A recent consultation paper has some significant implications for the further development of sustainability reporting and the provision of sustainability report assurance. Called the National Greenhouse and Energy Reporting (NGER) Act 2007 and Carbon Pollution Reduction Scheme: External Audit Consultation Paper, it advocates a new development process for regulations controlling the external audit of companies’ reports of greenhouse gas emissions.
The call for companies to report on their greenhouse gas emissions and for this data to be audited shows definite progress, and a growing number of companies are voluntarily preparing sustainability reports which publicly disclose data on a range of social and environmental impacts, including greenhouse gas emissions. However, only a small proportion of these reports currently include an independent assurance statement and far too many companies are not providing any reports at all.
A more pressing problem is that the consultation paper is heavily based on the standards of the financial auditing profession and the work of Registered Company Auditors. It ignores significant developments in sustainability report assurance, such as the AA1000 Assurance Standard 2008 and its predecessors. As such, it is controversial. In Australia currently a high proportion of sustainability assurance reports are prepared by environmental auditors that are not accounting firms, let alone ‘Big 4’ accounting firms. The AA1000 Assurance Standard, developed through a lengthy multi-stakeholder consultation, is used widely by non accounting firms.
The preparation of sustainability reports within organisations involves a range of functions, but the accounting function is not usually one of them. Accountants are seen by their colleagues not to have the aptitude, to have a narrow focus and preference for quantified data expressed in dollar terms. They usually are not proactive in seek involvement in the sustainability reporting process. Yet, there are many ways their technical skills could be useful, if their image wasn’t a barrier. The accounting profession needs to work hard to address the perception that they do not see green issues as important to business success. Let's face it, accountants don’t immediately come to mind when we think of groups working hard to save our planet.

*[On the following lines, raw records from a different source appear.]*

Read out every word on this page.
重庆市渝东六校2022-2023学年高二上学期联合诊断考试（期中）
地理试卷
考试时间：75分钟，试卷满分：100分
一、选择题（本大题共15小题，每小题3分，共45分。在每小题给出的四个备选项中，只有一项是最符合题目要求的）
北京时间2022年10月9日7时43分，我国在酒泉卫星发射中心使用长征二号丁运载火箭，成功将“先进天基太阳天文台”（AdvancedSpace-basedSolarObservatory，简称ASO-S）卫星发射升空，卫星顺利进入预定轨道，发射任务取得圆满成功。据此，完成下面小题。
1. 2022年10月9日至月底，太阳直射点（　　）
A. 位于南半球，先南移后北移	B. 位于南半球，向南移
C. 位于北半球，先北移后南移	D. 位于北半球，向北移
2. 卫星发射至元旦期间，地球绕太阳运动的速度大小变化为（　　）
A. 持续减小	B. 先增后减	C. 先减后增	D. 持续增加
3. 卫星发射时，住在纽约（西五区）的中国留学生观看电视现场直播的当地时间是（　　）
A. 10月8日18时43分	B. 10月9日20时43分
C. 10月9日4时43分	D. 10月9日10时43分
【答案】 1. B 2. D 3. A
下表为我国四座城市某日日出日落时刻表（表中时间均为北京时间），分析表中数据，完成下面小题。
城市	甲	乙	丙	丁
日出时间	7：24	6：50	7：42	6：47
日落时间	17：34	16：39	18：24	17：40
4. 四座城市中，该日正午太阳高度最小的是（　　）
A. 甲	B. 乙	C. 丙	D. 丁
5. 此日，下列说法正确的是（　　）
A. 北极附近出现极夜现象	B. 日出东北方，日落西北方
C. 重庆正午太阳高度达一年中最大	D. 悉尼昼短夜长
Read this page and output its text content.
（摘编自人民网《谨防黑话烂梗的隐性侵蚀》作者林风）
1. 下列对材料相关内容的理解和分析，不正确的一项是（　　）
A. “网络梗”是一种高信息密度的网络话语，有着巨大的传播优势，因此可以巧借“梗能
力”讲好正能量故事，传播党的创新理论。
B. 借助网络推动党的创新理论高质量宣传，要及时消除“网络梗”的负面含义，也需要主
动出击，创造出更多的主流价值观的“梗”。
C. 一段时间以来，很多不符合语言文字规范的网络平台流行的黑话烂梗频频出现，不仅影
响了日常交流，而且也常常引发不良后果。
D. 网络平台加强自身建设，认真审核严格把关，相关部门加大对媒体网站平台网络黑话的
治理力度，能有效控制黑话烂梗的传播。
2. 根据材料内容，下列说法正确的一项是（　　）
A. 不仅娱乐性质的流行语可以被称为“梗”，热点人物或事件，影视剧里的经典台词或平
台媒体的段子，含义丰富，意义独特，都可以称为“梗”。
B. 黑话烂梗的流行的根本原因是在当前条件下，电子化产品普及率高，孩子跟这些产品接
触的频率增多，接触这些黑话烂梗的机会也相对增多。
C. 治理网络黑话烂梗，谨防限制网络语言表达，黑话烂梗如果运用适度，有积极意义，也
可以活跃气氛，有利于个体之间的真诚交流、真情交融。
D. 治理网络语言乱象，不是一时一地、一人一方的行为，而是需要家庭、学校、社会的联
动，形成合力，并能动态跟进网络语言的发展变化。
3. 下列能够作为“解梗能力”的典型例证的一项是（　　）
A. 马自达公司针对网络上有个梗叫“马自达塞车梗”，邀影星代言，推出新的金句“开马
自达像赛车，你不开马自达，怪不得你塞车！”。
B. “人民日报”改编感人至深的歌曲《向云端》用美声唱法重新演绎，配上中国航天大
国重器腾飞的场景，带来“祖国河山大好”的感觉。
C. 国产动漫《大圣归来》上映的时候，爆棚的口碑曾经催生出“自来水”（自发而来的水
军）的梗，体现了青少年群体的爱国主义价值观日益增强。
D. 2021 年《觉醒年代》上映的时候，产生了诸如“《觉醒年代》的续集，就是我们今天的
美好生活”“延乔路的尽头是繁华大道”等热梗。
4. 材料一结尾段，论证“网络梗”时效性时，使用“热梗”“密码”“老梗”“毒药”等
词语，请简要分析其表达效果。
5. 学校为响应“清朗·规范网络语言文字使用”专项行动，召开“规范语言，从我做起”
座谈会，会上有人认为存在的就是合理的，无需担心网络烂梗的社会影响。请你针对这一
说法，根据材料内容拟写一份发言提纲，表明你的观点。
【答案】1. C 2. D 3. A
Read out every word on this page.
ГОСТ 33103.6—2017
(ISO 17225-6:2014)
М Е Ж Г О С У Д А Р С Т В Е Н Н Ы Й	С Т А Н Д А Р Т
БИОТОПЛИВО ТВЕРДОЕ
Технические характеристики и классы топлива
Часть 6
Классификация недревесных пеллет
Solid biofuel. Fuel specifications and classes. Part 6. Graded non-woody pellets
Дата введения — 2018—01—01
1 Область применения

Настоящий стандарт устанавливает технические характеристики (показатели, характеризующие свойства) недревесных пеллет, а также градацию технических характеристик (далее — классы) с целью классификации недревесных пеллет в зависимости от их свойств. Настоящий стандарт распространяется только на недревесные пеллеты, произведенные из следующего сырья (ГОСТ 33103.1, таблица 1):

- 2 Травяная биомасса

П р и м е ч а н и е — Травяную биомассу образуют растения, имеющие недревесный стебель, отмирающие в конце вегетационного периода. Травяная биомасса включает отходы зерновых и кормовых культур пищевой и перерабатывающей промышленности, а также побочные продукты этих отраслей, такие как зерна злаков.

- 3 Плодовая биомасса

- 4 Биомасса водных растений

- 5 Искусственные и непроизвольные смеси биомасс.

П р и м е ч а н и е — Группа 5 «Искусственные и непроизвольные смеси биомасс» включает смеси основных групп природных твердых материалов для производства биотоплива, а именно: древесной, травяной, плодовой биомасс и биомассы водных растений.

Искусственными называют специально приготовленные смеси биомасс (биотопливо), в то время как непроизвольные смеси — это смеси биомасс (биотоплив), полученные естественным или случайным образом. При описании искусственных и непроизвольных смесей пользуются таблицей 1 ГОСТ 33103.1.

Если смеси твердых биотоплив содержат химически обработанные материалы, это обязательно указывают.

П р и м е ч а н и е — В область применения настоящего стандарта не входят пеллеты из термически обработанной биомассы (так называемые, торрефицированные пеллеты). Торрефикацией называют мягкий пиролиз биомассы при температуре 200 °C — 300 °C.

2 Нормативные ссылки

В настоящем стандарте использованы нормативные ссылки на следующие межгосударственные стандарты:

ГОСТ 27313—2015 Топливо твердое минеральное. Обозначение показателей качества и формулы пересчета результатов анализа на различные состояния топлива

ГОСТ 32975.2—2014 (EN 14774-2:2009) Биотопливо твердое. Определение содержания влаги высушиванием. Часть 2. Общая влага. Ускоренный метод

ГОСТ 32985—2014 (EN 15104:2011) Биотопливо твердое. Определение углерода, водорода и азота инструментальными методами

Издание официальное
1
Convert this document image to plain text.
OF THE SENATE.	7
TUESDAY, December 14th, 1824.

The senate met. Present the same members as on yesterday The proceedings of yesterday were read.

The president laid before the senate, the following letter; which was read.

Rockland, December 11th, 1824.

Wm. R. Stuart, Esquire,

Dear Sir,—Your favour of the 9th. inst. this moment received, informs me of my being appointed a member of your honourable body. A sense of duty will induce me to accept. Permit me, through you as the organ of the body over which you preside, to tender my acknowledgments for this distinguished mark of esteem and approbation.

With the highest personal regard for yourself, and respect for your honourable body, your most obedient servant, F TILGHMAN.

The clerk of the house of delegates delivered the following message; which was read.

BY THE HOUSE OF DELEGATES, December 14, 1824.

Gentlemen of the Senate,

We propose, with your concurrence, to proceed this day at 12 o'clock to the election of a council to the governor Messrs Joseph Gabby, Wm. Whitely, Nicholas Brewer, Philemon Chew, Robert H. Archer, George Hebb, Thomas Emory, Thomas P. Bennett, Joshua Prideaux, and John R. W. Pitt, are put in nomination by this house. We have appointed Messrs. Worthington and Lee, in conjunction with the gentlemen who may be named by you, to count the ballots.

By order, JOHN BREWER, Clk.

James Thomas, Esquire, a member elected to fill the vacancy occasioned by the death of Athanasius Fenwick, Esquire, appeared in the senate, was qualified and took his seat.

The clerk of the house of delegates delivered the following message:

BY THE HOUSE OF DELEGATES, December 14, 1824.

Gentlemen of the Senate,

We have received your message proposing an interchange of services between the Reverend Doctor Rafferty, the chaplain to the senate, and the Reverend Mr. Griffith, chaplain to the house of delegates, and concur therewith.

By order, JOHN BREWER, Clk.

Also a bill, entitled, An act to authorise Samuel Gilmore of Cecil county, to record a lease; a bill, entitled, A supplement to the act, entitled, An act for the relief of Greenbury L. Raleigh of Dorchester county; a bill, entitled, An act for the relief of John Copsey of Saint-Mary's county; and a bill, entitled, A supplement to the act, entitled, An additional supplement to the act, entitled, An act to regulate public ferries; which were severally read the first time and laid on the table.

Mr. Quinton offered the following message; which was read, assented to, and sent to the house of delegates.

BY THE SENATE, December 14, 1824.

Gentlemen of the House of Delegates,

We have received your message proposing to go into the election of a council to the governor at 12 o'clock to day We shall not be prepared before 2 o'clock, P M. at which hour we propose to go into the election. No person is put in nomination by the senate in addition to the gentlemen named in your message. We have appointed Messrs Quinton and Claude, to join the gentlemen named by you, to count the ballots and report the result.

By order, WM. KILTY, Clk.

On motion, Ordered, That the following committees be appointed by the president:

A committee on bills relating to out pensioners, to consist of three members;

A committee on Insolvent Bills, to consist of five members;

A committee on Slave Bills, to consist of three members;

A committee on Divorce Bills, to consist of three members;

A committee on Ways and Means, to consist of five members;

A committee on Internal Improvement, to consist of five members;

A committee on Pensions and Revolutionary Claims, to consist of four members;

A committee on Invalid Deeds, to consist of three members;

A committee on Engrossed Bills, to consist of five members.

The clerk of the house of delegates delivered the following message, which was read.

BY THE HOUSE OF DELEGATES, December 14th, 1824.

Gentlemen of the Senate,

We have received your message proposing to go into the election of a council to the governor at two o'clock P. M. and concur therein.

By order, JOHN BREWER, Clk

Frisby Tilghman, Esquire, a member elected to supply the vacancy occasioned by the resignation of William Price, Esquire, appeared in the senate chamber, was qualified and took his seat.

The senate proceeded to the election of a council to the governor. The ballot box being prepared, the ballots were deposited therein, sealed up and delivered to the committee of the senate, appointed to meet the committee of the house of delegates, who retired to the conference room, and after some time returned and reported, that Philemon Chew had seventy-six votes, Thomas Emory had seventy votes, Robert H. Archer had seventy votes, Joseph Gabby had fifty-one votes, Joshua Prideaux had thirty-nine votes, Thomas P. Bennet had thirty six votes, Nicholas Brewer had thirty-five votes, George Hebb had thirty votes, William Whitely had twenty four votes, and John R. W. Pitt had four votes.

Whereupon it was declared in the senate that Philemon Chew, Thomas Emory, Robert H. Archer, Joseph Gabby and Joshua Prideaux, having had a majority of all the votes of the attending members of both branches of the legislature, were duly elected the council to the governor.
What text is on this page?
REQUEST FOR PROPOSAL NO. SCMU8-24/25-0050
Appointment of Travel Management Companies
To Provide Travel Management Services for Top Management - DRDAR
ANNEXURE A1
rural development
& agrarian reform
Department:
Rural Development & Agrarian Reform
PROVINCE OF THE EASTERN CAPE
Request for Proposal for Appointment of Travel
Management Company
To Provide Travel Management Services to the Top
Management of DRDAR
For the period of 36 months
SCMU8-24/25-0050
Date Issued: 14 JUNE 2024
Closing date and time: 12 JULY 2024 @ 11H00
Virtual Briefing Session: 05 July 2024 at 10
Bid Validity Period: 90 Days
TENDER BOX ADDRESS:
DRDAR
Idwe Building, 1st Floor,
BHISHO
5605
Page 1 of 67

A requirement for external audits under the NGER Act to be conducted by Registered Company Auditors is likely to be unpopular with many sustainability assurance providers, their clients and report users. There would be organisations who, rather than have separate providers for energy data audits and sustainability report assurance - a costly option – would choose the same for both.
As recognised by the consultation paper, the quality of the audits under the NGER Act will benefit from being conducted by teams with a range of expertise from different disciplinary backgrounds drawing on the full range of relevant standards, not just those used by the financial auditing profession. It is likely that these skills would be found in teams from a range of service providers, not just accounting firms. The new audit regime requires training for lead auditors at a reasonably high level across a wide range of skills, the breadth of which is not currently provided by any one professional qualification.
Another contentious issue raised by the consultation paper is the proposed limited disclosure in, and availability of audit reports. An organisation’s performance on reducing greenhouse gas emissions is of public interest and the public has a right to know: who the auditors are; what level of assurance they have provided and at what cost; and any relationships which could be seen to affect the assurance provider’s ability to provide an independent and impartial statement.
These matters are recognised in financial statement audit as important issues for disclosure and regulation because they affect the credibility of the auditors report and, ultimately impact on the company’s financial statements. The external audit requirements under the NGER Act should be framed to produce a level of reporting credibility that is at least as high.
Professors Carol Adams and Jane Hamilton are from La Trobe University.